When seeking value, it can be useful to think about the supply chain of these companies. For example, when we think about the rise in EV, we know that the batteries of electric vehicles are made from lithium, and so we can look at some of the companies that mine this metal. Albemarle (ALB) is one such company. Their share price has increased by 45% since I bought it on 28th October.
The rise of the SPAC 📈
Special Purpose Acquisition Companies (SPACs), as I understand it, are a relatively new phenomenon. They are known as “blank cheque” companies: publicly listed funds created with the sole purpose of acquiring a high-potential private company. They are often headed up by billionaires. Chamath Palihapitiya, for example, is the face of Social Capital IPOB. This SPAC acquired Opendoor, a platform that aims to disrupt the $164bn US estate agency market. At the time of writing, IPOB is up 49% since I bought it on 10th November.

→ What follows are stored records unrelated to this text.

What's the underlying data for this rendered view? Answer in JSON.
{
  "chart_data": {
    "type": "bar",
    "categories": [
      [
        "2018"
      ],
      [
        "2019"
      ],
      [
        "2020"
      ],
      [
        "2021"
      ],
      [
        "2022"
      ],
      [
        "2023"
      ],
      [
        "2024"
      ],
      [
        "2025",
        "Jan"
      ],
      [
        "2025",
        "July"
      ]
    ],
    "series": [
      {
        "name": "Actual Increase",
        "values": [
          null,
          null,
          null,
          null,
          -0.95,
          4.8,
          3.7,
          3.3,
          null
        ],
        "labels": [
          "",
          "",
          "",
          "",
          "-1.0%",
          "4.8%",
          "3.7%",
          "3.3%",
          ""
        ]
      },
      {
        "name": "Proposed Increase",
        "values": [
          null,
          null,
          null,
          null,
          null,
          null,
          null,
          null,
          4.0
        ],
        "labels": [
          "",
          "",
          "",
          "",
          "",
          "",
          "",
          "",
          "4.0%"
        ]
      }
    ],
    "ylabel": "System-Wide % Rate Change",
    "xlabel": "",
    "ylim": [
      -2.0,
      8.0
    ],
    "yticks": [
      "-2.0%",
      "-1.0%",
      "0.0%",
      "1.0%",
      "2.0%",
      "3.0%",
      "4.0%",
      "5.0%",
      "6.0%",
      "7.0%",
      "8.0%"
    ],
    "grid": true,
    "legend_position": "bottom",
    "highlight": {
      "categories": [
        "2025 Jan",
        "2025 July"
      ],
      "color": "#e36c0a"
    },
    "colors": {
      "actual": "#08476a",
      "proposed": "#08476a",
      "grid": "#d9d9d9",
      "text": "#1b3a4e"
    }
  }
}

There appears to be a lot of hype around SPACs and often their share price will increase exponentially at the point that they declare which private company they will be acquiring. There are potentially huge gains to be made if investors can buy the right SPAC at the right time.
Moving forward – my strategy for 2021
In short, it will more of the same. Keeping an eye out for out of favour, “value” stocks as well as lesser-known growth stocks that stand to gain based on the market trends. We know that coronavirus will still be a thing right through 2021 but with the rollout of the vaccine we will see headwinds that could create some choppy market conditions.